Mette sul piatto un contratto da 154 milioni in 4 anni, con la promessa di vincere più titoli possibili. Il Re non ci pensa due volte, appena ha finito la vacanza in Costiera Amalfitana, volerà in California per firmare coi Lakers.
Lo attende una squadra giovane ma talentuosa che potrebbe diventare una contender a sorpresa.
Dopo due mesi di tutto rispetto, a Natale LeBron sente dolore all’inguine. È l’inizio della fine dei Lakers che nei mesi successivi perderanno anche Rondo, Ingram e Lonzo Ball.
Per la sesta volta consecutiva i Lakers non arrivano ai playoff, nonostante LeBron.
Per tutta la stagione, però, si rincorrono le voci di una trade che porterebbe Anthony Davis da New Orleans a Los Angeles, per comporre una coppia da titolo insieme al Prescelto.
Scambio che si farà, ma soltanto in estate.
A New Orleans vanno Lonzo Ball, Brandon Ingram, Josh Hart e DeAndre Hunter, più diverse scelte al draft, ai Lakers Anthony Davis.
La stagione del riscatto è la più travagliata della storia, quella della bolla anti covid, organizzata al Walt Disney World Resort di Lake Buena Vista. L’intesa tra Davis e il Re è spaventosa, sembrano compagni da una vita, e insieme dominano sia la regular season che i playoff. Alle Finals, in una AdventHealth Arena blindatissima, LeBron ritrova i suoi Miami Heat, guidati sempre da Coach Spoelstra, l’uomo che insegnò al Re come si vince.
Gli Heat sono forti, giovani, giocano bene e si difendono forte, ma contro LeBron e la sua fame di vittoria non c’è storia.
Quarto anello, quarto mvp delle finals.

Per confermarsi campioni ma con Anthony Davis bloccato dagli infortuni, LeBron è chiamato agli straordinari durante tutta la regular season. C’è chi, addirittura, gli darebbe l’MVP otto anni dopo l’ultima volta.
Proprio sul più bello, la caviglia destra fra crack contro Atlanta. È l’infortunio più grave della sua carriera, addirittura peggiore di quello di Natale che gli ha precluso i playoff due anni prima. Resta fuori più di un mese e i Lakers, senza i due pilastri, crollano in zona play-in.
LeBron, nonostante non sia ancora al 100%, decide di tornare per salvare i suoi uomini dal baratro, riuscendo a conquistare prima un posto ai play-in, poi, dopo aver battuto i Golden State Warriors grazie ad una tripla impossibile del Re, agguantano i playoff.

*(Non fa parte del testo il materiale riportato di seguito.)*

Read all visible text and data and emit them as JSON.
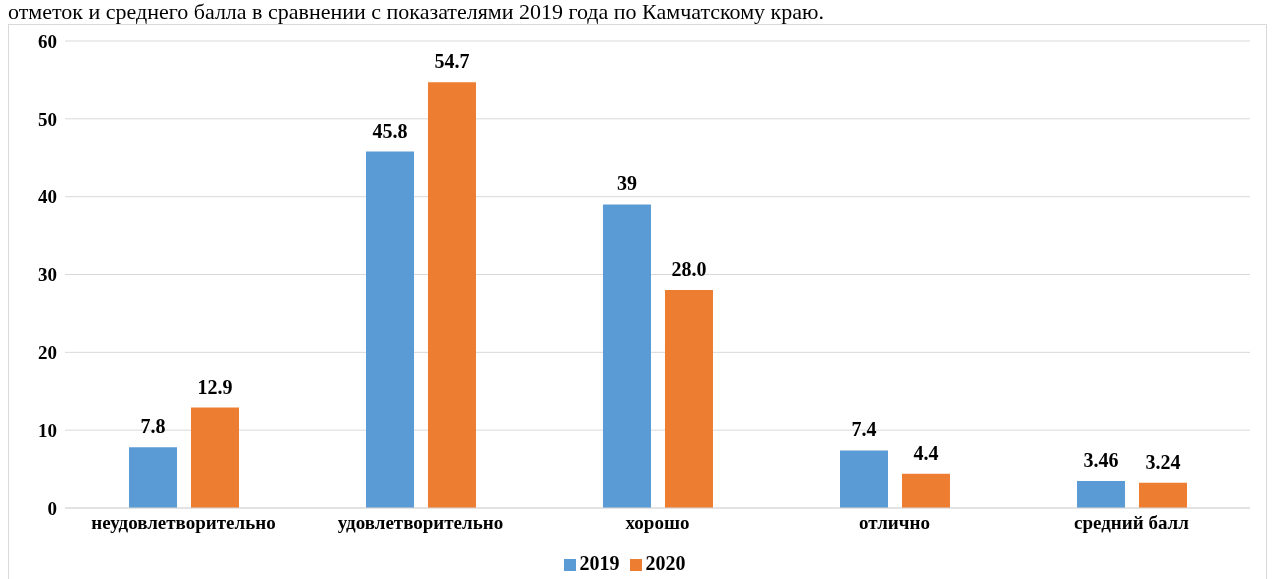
{
  "chart_data": {
    "type": "bar",
    "title": "отметок и среднего балла в сравнении с показателями 2019 года по Камчатскому краю.",
    "categories": [
      "неудовлетворительно",
      "удовлетворительно",
      "хорошо",
      "отлично",
      "средний балл"
    ],
    "series": [
      {
        "name": "2019",
        "color": "#5b9bd5",
        "values": [
          7.8,
          45.8,
          39,
          7.4,
          3.46
        ],
        "value_labels": [
          "7.8",
          "45.8",
          "39",
          "7.4",
          "3.46"
        ]
      },
      {
        "name": "2020",
        "color": "#ed7d31",
        "values": [
          12.9,
          54.7,
          28.0,
          4.4,
          3.24
        ],
        "value_labels": [
          "12.9",
          "54.7",
          "28.0",
          "4.4",
          "3.24"
        ]
      }
    ],
    "ylim": [
      0,
      60
    ],
    "yticks": [
      0,
      10,
      20,
      30,
      40,
      50,
      60
    ],
    "grid": "y",
    "legend": "bottom"
  }
}
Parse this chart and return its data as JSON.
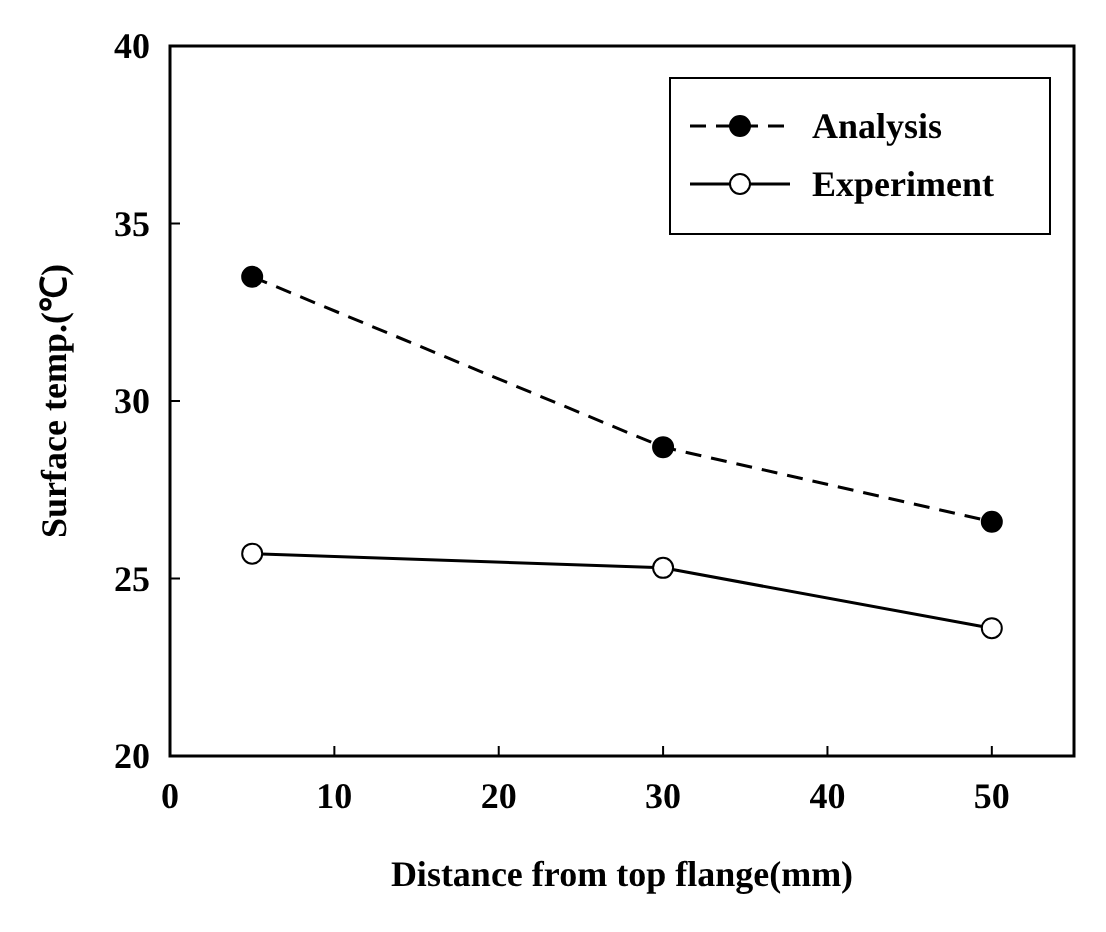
{
  "chart_data": {
    "type": "line",
    "xlabel": "Distance from top flange(mm)",
    "ylabel": "Surface temp.(℃)",
    "x": [
      5,
      30,
      50
    ],
    "series": [
      {
        "name": "Analysis",
        "color": "#000000",
        "values": [
          33.5,
          28.7,
          26.6
        ],
        "line_style": "dashed",
        "marker": "circle"
      },
      {
        "name": "Experiment",
        "color": "#000000",
        "values": [
          25.7,
          25.3,
          23.6
        ],
        "line_style": "solid",
        "marker": "circle"
      }
    ],
    "xlim": [
      0,
      55
    ],
    "xticks": [
      0,
      10,
      20,
      30,
      40,
      50
    ],
    "ylim": [
      20,
      40
    ],
    "yticks": [
      20,
      25,
      30,
      35,
      40
    ],
    "grid": false,
    "legend": "top right"
  }
}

Playoff che durano appena 6 partite. LeBron James, al diciottesimo anno nella lega, per la prima volta esce al primo turno dei playoff per mano dei Phoenix Suns
Questa sconfitta, forse la peggiore della carriera, lo porta a rifondare completamente il roster insieme al GM Rob Pelinka. Se ne vanno quasi tutti e da Washington arriva, su consiglio dello stesso LeBron, Russell Westbrook. Col pochissimo spazio salariale rimasto, Pelinka fa i salti mortali per portare a casa una schiera di veterani al minimo fra cui i ritorni di Howard, Rondo, Avery Bradley, Kent Bazemore, Wayne Ellington e Trevor Ariza. Arrvano anche Malik Monk, DeAndre Jordan, Austin Reaves, Kendrick Nunn e, soprattutto, Carmelo Anthony.
Fra mille incertezze, un roster sulla carta fortissimo ma con mille problemi di spaziature e intesa inizia il diciannovesimo anno di LeBron nella lega. L’età avanza, il suo gioco è cambiato, ma quando è sul parquet tende ancora a fare la differenza, sfornando trentelli come se avesse ancora 25 anni.
37 anni fa, al Summa Akron City Hospital nasceva LeBron Raymone James, il più grande, forse, di sempre.